CUDA 2.0 beta impressions

What I’ve noticed so far with the CUDA 2.0 beta

The good:

  1. Compatibility with 1.1: HOOMD ( ), a high performance GPU accelerated molecular dynamics simulation program, compiled and ran flawlessly on CUDA 2.0 with no changes

  2. No performance delta: At least with the benchmarks in HOOMD, I see no appreciable performance delta from CUDA 1.1. Ok, so it isn’t faster, but at least it’s not slower :) Register usage might be +/-1 for some kernels, I didn’t check exhaustively.

  3. Bug fixes in place, such as the cudaMemcpyToArray performance, and probably many more I haven’t noticed

  4. Additional features: There is the mentioned 3D texture support. I also noticed that events are improved somewhat and there are more device properties available from the query(like the number of multiprocessors). And a new warp size built-in variable that could be useful in some circumstances. There might be some other new features I’m missing here.

  5. Documentation improvements: There are man pages on linux now: very handy for a quick lookup of a function. “man cudaMemcpyToArray” is much faster than “open pdf; wait; wait; wait; ctrl-F ‘cudaMemcpyToArray’; wait; wait; next; next next; finally at the reference”. And the separation of programming/reference guides is good in theory, but… (see below)

The bad:

  1. There still doesn’t seem to be any way to “cast” a pointer to be a global pointer and get rid of the Advisory can’t tell what pointer is pointing to warnings. Did I miss it, or did this not make it into 2.0 beta?

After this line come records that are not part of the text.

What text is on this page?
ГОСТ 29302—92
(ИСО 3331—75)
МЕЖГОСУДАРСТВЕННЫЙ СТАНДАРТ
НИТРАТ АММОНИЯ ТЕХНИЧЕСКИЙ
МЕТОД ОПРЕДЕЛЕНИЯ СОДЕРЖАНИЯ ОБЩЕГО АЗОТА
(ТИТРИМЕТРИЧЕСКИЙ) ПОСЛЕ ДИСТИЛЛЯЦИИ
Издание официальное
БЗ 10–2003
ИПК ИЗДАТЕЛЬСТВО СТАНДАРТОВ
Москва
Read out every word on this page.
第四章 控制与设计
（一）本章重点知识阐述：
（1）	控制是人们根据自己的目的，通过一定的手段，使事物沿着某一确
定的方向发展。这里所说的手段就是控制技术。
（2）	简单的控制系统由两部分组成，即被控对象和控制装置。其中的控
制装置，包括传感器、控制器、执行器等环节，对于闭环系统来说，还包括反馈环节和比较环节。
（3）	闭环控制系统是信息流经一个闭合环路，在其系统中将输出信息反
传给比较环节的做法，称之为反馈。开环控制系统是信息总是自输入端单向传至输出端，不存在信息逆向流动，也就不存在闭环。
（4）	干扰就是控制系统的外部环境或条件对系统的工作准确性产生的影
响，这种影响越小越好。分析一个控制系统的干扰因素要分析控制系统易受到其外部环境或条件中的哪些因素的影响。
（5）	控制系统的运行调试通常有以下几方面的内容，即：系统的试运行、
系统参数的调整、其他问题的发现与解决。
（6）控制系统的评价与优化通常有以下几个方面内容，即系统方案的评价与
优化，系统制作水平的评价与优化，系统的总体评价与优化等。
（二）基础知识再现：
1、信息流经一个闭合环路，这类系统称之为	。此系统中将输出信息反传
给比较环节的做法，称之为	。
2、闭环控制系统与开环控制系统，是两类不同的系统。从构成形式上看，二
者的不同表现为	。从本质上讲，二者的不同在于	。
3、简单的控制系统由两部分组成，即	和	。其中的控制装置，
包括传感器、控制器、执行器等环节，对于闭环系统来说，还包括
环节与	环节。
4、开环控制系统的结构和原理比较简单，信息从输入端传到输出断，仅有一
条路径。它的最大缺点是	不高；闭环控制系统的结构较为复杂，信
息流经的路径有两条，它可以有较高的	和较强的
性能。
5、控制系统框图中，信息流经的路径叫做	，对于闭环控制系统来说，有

… haven’t found anything else bad yet
The ugly:

  1. While separating the programming and reference guides is good, in theory, the implementation leaves something to be desired. The old appendix in the 1.1 guide nicely listed all functions by category. The new reference guide just gives a straight list, alphabetized I think.

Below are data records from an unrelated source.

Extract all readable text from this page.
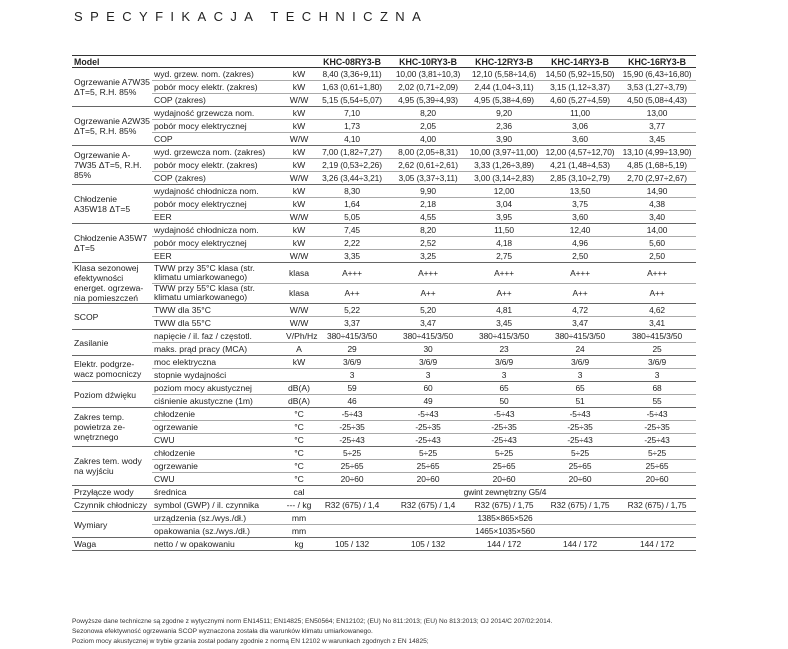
SPECYFIKACJA TECHNICZNA
Model			KHC-08RY3-B	KHC-10RY3-B	KHC-12RY3-B	KHC-14RY3-B	KHC-16RY3-B
Ogrzewanie A7W35 ΔT=5, R.H. 85%	wyd. grzew. nom. (zakres)	kW	8,40 (3,36÷9,11)	10,00 (3,81÷10,3)	12,10 (5,58÷14,6)	14,50 (5,92÷15,50)	15,90 (6,43÷16,80)
	pobór mocy elektr. (zakres)	kW	1,63 (0,61÷1,80)	2,02 (0,71÷2,09)	2,44 (1,04÷3,11)	3,15 (1,12÷3,37)	3,53 (1,27÷3,79)
	COP (zakres)	W/W	5,15 (5,54÷5,07)	4,95 (5,39÷4,93)	4,95 (5,38÷4,69)	4,60 (5,27÷4,59)	4,50 (5,08÷4,43)
Ogrzewanie A2W35 ΔT=5, R.H. 85%	wydajność grzewcza nom.	kW	7,10	8,20	9,20	11,00	13,00
	pobór mocy elektrycznej	kW	1,73	2,05	2,36	3,06	3,77
	COP	W/W	4,10	4,00	3,90	3,60	3,45
Ogrzewanie A-7W35 ΔT=5, R.H. 85%	wyd. grzewcza nom. (zakres)	kW	7,00 (1,82÷7,27)	8,00 (2,05÷8,31)	10,00 (3,97÷11,00)	12,00 (4,57÷12,70)	13,10 (4,99÷13,90)
	pobór mocy elektr. (zakres)	kW	2,19 (0,53÷2,26)	2,62 (0,61÷2,61)	3,33 (1,26÷3,89)	4,21 (1,48÷4,53)	4,85 (1,68÷5,19)
	COP (zakres)	W/W	3,26 (3,44÷3,21)	3,05 (3,37÷3,11)	3,00 (3,14÷2,83)	2,85 (3,10÷2,79)	2,70 (2,97÷2,67)
Chłodzenie A35W18 ΔT=5	wydajność chłodnicza nom.	kW	8,30	9,90	12,00	13,50	14,90
	pobór mocy elektrycznej	kW	1,64	2,18	3,04	3,75	4,38
	EER	W/W	5,05	4,55	3,95	3,60	3,40
Chłodzenie A35W7 ΔT=5	wydajność chłodnicza nom.	kW	7,45	8,20	11,50	12,40	14,00
	pobór mocy elektrycznej	kW	2,22	2,52	4,18	4,96	5,60
	EER	W/W	3,35	3,25	2,75	2,50	2,50
Klasa sezonowej efektywności energet. ogrzewa-nia pomieszczeń	TWW przy 35°C klasa (str. klimatu umiarkowanego)	klasa	A+++	A+++	A+++	A+++	A+++
	TWW przy 55°C klasa (str. klimatu umiarkowanego)	klasa	A++	A++	A++	A++	A++
SCOP	TWW dla 35°C	W/W	5,22	5,20	4,81	4,72	4,62
	TWW dla 55°C	W/W	3,37	3,47	3,45	3,47	3,41
Zasilanie	napięcie / il. faz / częstotl.	V/Ph/Hz	380÷415/3/50	380÷415/3/50	380÷415/3/50	380÷415/3/50	380÷415/3/50
	maks. prąd pracy (MCA)	A	29	30	23	24	25
Elektr. podgrze-wacz pomocniczy	moc elektryczna	kW	3/6/9	3/6/9	3/6/9	3/6/9	3/6/9
	stopnie wydajności		3	3	3	3	3
Poziom dźwięku	poziom mocy akustycznej	dB(A)	59	60	65	65	68
	ciśnienie akustyczne (1m)	dB(A)	46	49	50	51	55
Zakres temp. powietrza ze-wnętrznego	chłodzenie	°C	-5÷43	-5÷43	-5÷43	-5÷43	-5÷43
	ogrzewanie	°C	-25÷35	-25÷35	-25÷35	-25÷35	-25÷35
	CWU	°C	-25÷43	-25÷43	-25÷43	-25÷43	-25÷43
Zakres tem. wody na wyjściu	chłodzenie	°C	5÷25	5÷25	5÷25	5÷25	5÷25
	ogrzewanie	°C	25÷65	25÷65	25÷65	25÷65	25÷65
	CWU	°C	20÷60	20÷60	20÷60	20÷60	20÷60
Przyłącze wody	średnica	cal	gwint zewnętrzny G5/4				
Czynnik chłodniczy	symbol (GWP) / il. czynnika	--- / kg	R32 (675) / 1,4	R32 (675) / 1,4	R32 (675) / 1,75	R32 (675) / 1,75	R32 (675) / 1,75
Wymiary	urządzenia (sz./wys./dł.)	mm	1385×865×526				
	opakowania (sz./wys./dł.)	mm	1465×1035×560				
Waga	netto / w opakowaniu	kg	105 / 132	105 / 132	144 / 172	144 / 172	144 / 172
Powyższe dane techniczne są zgodne z wytycznymi norm EN14511; EN14825; EN50564; EN12102; (EU) No 811:2013; (EU) No 813:2013; OJ 2014/C 207/02:2014.
Sezonowa efektywność ogrzewania SCOP wyznaczona została dla warunków klimatu umiarkowanego.
Poziom mocy akustycznej w trybie grzania został podany zgodnie z normą EN 12102 w warunkach zgodnych z EN 14825;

The new reference is handy, but what I was missing is some kind of index, to see on which page number what function is explained.

Thanks for the comments. Keep them coming - suggestions for improvement are most welcome.


I was interested to see that in the SDK there are now references to sm 1.3 (grep for SM13 in the projects directory) which, based on context, will be the hardware version with double precision support.

So I would imagine the double precision GPUs are very close now. :)

Hey, good catch :) I never even downloaded the SDK.

Was this really “fixed”? My performance tests still show only ~12GB/s transfer speed for

DeviceToDevice transfers while bandwidthTest shows ~45GB/s for 2x 1024*768 floats.

While this is an improvement over 1.1 it is still not close to the 45GB/s. This is a major bottleneck in my application.

The bug I was referring to was specifically related to using cudaMemcpyToArray: it only gets ~4 GiB/s in CUDA 1.1 (on an 8800 GTX). In the CUDA 2.0 beta, I get close to 60 GiB/s. Is your issue with cudaMemcpyToArray? Can you post a short sample code that demonstrates the problem?

And also there’re 64bit atomic operations supported on sm_12 arch, which I didnt notice that before. (Maybe it’s already there… >.< )

__inline__ __device__ unsigned long long int atomicAdd(unsigned long long int *address, unsigned long long int val);

__inline__ __device__ unsigned long long int atomicExch(unsigned long long int *address, unsigned long long int val);

__inline__ __device__ unsigned long long int atomicCAS(unsigned long long int *address, unsigned long long int compare, unsigned long long int val);

Ah, I wondered what sm_12 added, since last I recall, existing hardware only goes up to sm_11.